L’évaluation des salariés : un pouvoir patronal reposant sur des méthodes objectives

22 octobre 2025
Le pouvoir d’évaluer les salariés est un pouvoir essentiel de l’employeur qu’il exerce dans des contextes variés : au cours de la relation de travail dans une optique de promotion ou de définition des besoins de formation ; sous l’angle de la poursuite du contrat de travail ou de son éventuelle rupture lorsque l’évaluation conduit à rompre la période d’essai ou à décider d’un licenciement pour insuffisance professionnelle.
Régulièrement rappelé par la chambre sociale de la Cour de cassation, ce pouvoir patronal l’est à nouveau par un arrêt rendu le 15 octobre 2025 qui énonce que « l’employeur tient de son pouvoir de direction né du contrat de travail le droit d’évaluer le travail de ses salariés ».
Ce rappel a généralement pour objet de préciser corrélativement les conditions de son exercice : « la méthode d’évaluation des salariés [que l’employeur] retient doit reposer sur des critères précis, objectifs et pertinents au regard de la finalité poursuivie » (Cass. soc., 15 octobre 2025, n°22-20.716, P).
Il n’y a là rien de nouveau. C’est une constante du droit du travail de canaliser l’exercice des pouvoirs de l’employeur par une exigence d’objectité afin de prévenir un risque d’arbitraire, voire une simple subjectivité qui fragilise l’autorité de la décision et l’expose à être, le cas échéant, contestée. L’objectivité de l’évaluation est, dans ces conditions, aussi bien une garantie de sûreté de la décision prise par l’employeur sur cette base qu’une attente légitime des salariés.

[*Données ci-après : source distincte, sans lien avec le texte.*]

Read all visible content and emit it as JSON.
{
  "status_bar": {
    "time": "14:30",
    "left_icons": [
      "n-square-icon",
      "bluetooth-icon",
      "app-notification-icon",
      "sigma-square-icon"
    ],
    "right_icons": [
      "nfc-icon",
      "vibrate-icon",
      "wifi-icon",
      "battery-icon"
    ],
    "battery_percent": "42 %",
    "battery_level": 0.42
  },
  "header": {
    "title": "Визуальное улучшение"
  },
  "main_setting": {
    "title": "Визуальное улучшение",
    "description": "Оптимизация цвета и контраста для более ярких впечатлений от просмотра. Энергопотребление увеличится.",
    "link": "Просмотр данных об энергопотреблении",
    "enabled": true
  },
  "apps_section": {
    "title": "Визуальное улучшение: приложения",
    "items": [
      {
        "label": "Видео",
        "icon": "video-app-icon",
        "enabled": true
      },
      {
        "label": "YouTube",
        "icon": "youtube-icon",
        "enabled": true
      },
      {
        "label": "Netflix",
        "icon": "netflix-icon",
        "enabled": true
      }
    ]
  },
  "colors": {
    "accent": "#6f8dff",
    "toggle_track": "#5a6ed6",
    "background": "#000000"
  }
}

Mais que sont, de ce point de vue, des critères précis, objectifs et pertinents au regard de la finalité poursuivie ? Si l’on perçoit intuitivement le sens de cette exigence, sa concrétisation est plus tangible en considérant ce que ne sont pas des critères précis, objectifs et pertinents.
L’arrêt du 15 octobre 2025 apporte, à ce sujet, des indications utiles en se penchant sur les critères d’une procédure d’évaluation, dite d’« entretien de développement individuel », qui comportait une partie principale portant sur le travail et les objectifs des salariés et une autre sur leurs compétences comportementales. Dans ce second volet, l’employeur appréciait les facultés d’adaptation des salariés, leur aptitude à s’intégrer dans une équipe ou à l’animer ainsi que leur potentiel d’évolution vers d’autres emplois dans l’entreprise et sondait à cet effet des aspects de la personnalité comme l’« optimisme », l’« honnêteté » et le « bon sens ».

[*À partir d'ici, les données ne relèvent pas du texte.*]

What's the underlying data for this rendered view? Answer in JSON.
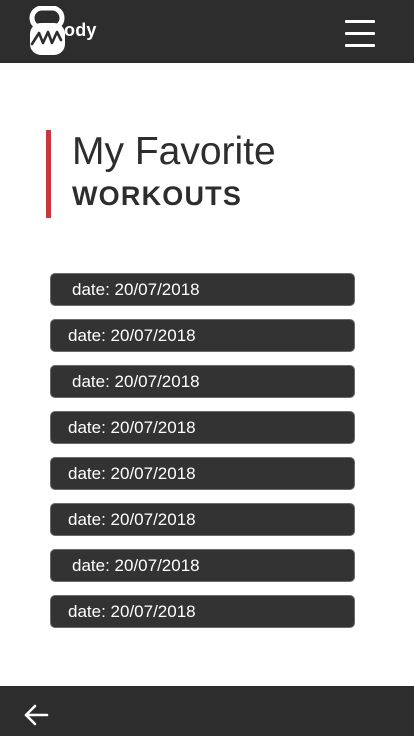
{
  "header": {
    "logo_text": "ody",
    "logo_icon": "kettlebell-icon",
    "menu_icon": "hamburger-menu-icon"
  },
  "page": {
    "title_line1": "My Favorite",
    "title_line2": "WORKOUTS",
    "accent_color": "#c9363e"
  },
  "workouts": [
    {
      "label": "date: 20/07/2018"
    },
    {
      "label": "date: 20/07/2018"
    },
    {
      "label": "date: 20/07/2018"
    },
    {
      "label": "date: 20/07/2018"
    },
    {
      "label": "date: 20/07/2018"
    },
    {
      "label": "date: 20/07/2018"
    },
    {
      "label": "date: 20/07/2018"
    },
    {
      "label": "date: 20/07/2018"
    }
  ],
  "footer": {
    "back_icon": "arrow-left-icon"
  }
}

Il ne surprendra pas que les juges n’ont pas admis que de telles qualités puissent être prises en compte dans une évaluation professionnelle dont la finalité première est de mesurer les aptitudes professionnelles des salariés. Leur impéritie pour juger de compétences comportementales ne manque pas de raisons qui ont été mises en avant. Les juges ont estimé que les qualités examinées ont une connotation moralisatrice qui rejaillit sur la sphère personnelle des salariés, qu’elles sont trop vagues et imprécises pour établir un lien direct et nécessaire avec l’activité des salariés en vue d’apprécier leurs compétences au travail et, enfin, qu’elles prêtent à une approche subjective de la part de l’évaluateur, qui manque en outre de transparence.
Si l’on peut discuter l’une ou l’autre de ces observations, on doit reconnaître qu’elles sont globalement justes pour faire ressortir que des critères tirés de l’« optimisme », de l’« honnêteté » et du « bon sens » des salariés ne sont pas des critères objectifs et pertinents au regard de la finalité poursuivie, qui était en l’occurrence de déceler des compétences comportementales en groupe.

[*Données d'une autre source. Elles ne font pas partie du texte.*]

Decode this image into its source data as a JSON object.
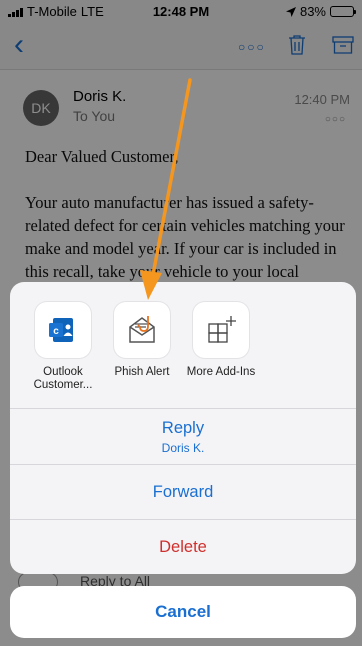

Peu importe que cette appréciation ne concerne qu’une partie de la procédure d’évaluation mise en place par l’entreprise. C’est un autre enseignement de l’arrêt. Dès lors que la partie du dispositif qui ne repose pas sur des critères pertinents ne peut être considérée comme secondaire ou accessoire, c’est l’ensemble du processus d’évaluation qui est contaminé et doit être déclaré illicite.
Il pourrait du coup être admis, à l’inverse, que, lorsque le segment du processus d’évaluation faisant appel à des critères laissés à l’appréciation subjective de l’employeur est mineur et n’a pas réellement d’incidence sur l’évaluation globale des salariés et que celle-ci permet bien de mesurer, objectivement, leurs aptitudes professionnelles, seule la partie du dispositif faisant intervenir des critères non pertinents est illicite et doit cesser d’être appliquée par l’employeur.
Seulement, l’arrêt met en garde contre une approche qui serait strictement quantitative lorsque, en présence de nombreux critères et de sous-critères, il n’est pas possible de connaître la proportion exacte dans laquelle les uns et les autres entrent en ligne de compte, ni de savoir s’il existe un certain équilibre entre les critères comportementaux et les critères d’appréciation purement techniques. En pareil cas, l’incertitude quant à la garantie d’un système suffisamment objectif et impartial affecte la fiabilité du dispositif dans son ensemble et justifie que son emploi soit interdit à l’employeur.
L’objectivité requise ne souffre pas, autrement dit, l’approximation ou le doute.